Top 10 Considerations for In-House Counsel on Privacy and Data Protection Concerns with AI:

  1. Know your legal role: Privacy laws vary among jurisdictions, and your obligations using AI and personal information will change based on your legal role, for example in Europe whether as a processor or controller or California as a Covered Business or Service Provider. ?
  2. Be transparent: Privacy policies/notices should be updated frequently with required disclosures to communicate key aspects of your organization's AI use, especially concerning automated-decision making.
  3. Know the source of your training data: Regulators have required destruction of AI/ML models that were built on improperly obtained data.

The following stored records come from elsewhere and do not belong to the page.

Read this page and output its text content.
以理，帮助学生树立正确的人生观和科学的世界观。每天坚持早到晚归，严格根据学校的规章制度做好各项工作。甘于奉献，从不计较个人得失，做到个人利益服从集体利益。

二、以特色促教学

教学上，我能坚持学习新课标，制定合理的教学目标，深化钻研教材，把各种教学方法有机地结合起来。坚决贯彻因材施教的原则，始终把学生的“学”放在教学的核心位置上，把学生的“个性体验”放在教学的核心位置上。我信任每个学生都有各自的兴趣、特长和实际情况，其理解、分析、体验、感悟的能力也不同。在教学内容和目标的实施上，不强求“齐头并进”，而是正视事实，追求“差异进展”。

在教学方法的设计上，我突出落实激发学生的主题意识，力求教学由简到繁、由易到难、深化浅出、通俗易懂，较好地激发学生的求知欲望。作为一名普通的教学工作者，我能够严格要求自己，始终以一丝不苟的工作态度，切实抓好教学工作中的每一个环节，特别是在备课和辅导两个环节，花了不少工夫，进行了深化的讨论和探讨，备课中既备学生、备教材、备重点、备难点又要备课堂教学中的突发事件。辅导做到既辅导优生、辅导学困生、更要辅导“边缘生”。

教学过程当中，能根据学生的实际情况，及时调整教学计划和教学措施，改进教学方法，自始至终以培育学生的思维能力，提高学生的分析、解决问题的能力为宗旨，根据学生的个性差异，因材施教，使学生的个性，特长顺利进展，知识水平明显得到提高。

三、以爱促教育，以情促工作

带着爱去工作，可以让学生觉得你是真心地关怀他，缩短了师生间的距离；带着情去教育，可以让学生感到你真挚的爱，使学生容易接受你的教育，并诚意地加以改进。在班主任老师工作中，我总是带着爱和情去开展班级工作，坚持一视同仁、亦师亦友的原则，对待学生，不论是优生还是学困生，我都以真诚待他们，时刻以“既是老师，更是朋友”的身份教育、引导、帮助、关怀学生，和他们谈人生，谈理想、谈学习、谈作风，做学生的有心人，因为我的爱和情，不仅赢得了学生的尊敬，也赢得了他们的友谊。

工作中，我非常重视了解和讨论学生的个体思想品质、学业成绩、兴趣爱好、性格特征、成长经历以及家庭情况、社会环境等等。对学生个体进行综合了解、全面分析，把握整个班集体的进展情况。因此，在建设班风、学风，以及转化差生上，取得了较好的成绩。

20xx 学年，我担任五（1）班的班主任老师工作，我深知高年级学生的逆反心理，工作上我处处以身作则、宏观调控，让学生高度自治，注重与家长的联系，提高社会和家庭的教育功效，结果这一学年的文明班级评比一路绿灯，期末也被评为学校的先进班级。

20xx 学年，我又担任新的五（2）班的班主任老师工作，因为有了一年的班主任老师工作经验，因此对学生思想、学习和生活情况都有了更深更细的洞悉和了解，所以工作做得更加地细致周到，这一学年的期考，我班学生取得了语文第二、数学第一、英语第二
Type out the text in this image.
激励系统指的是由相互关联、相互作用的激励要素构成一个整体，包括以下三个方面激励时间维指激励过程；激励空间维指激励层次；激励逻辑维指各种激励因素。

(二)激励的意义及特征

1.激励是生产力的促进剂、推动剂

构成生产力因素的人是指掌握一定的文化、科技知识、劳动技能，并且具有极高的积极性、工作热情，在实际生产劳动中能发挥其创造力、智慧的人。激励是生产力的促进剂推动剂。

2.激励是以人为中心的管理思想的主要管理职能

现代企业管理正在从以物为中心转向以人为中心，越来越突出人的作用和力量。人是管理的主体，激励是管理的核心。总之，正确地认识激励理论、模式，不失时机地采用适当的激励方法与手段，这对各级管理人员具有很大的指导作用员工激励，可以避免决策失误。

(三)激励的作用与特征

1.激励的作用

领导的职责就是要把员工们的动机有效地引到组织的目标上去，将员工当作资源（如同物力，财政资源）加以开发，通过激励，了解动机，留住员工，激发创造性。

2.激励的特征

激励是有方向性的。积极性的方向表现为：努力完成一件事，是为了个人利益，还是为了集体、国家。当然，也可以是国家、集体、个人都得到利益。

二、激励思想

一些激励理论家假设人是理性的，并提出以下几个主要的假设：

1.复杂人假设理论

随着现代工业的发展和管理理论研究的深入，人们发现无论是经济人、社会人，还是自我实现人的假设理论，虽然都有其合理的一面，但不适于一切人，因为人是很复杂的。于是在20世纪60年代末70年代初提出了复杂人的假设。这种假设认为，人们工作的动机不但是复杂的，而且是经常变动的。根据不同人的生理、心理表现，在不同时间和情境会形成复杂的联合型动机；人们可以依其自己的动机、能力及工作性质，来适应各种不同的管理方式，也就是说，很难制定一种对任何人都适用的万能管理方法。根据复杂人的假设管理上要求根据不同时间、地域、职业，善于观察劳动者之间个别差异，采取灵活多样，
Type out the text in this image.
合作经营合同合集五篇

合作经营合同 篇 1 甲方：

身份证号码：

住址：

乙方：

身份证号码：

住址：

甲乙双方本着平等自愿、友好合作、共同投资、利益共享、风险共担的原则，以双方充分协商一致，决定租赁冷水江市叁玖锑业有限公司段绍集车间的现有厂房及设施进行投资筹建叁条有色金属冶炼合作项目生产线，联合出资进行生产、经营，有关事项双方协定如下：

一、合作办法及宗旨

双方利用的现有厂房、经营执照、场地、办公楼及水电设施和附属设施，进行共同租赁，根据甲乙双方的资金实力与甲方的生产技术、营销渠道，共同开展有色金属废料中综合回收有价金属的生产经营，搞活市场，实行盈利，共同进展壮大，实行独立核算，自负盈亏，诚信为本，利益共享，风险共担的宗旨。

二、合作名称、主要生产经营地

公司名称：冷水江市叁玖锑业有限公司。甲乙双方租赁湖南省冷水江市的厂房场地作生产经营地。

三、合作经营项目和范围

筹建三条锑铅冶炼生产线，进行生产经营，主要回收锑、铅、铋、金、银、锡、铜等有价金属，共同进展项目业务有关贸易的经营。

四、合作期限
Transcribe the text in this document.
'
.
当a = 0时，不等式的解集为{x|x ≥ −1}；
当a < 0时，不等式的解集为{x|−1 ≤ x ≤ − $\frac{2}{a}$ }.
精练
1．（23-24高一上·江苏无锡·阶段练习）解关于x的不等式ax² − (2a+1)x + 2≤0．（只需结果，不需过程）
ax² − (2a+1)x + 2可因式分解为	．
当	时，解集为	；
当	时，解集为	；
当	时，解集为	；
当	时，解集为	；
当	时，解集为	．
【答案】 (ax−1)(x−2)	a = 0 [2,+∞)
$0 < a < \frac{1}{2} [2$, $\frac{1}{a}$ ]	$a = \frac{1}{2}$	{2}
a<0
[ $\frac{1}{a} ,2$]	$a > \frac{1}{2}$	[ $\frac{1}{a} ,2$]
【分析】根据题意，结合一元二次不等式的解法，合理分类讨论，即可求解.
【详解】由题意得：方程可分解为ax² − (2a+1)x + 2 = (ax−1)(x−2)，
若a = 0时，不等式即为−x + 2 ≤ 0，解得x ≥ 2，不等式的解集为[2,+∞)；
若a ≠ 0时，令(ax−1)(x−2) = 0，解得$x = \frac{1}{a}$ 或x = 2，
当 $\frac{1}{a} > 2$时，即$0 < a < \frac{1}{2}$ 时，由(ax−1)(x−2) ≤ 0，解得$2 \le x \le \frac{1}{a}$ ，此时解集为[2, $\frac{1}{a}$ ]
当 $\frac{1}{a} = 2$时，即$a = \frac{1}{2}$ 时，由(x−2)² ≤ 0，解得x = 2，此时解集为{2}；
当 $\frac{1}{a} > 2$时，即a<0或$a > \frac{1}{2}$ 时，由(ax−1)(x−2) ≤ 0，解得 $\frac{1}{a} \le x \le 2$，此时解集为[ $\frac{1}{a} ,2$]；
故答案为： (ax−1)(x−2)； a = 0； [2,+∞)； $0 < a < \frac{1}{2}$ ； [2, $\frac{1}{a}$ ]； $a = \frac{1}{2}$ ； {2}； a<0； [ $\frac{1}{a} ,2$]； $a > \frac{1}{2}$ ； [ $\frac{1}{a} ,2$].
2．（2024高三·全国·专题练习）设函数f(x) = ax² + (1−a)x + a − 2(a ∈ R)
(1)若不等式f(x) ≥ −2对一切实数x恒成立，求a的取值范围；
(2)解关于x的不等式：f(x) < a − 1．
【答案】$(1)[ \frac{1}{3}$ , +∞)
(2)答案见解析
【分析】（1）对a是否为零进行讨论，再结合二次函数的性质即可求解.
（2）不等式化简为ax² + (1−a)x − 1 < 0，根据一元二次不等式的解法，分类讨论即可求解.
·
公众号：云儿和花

  4. Understand that AI can transform non-personal information into personal information: Collective non-personal information used in AI processing could produce an output that would be considered personal information, attaching potential legal obligations.
  5. Maintaining AI models is a continuing action: Hallucinations and/or biased outputs originating from incomplete training data or poorly designed modeling may be alleged as an unfair or deceptive business practice.
  6. Expectations of "reasonable" security are evolving: Regulators are hiring technologists to assess and modernize duties of "reasonable" care that may evolve quicker than your product design cycle.
  7. Implement an AI governance program: Properly conducted privacy/data protection impact assessments, subject to regulators' guidance, are going to be the new normal prior to product/feature development.
  8. Honor individual privacy rights: Laws will continue to provide individuals with rights such as a right to opt-out, correct or delete that may be challenging to honor given AI model constraints.
  9. Know how to work with vendors: Depending your role in the AI ecosystem, jurisdictions may impose specific data protection obligations on you, and a software bill of materials may become a new requirement (especially if contracting with the government).
  10. Develop internal controls and employee training: Employees/contactors may be the biggest risk to security of an AI system or the catalyst for inadvertent leakage of confidential information.

The content of this article is intended to provide a general guide to the subject matter. Specialist advice should be sought about your specific circumstances.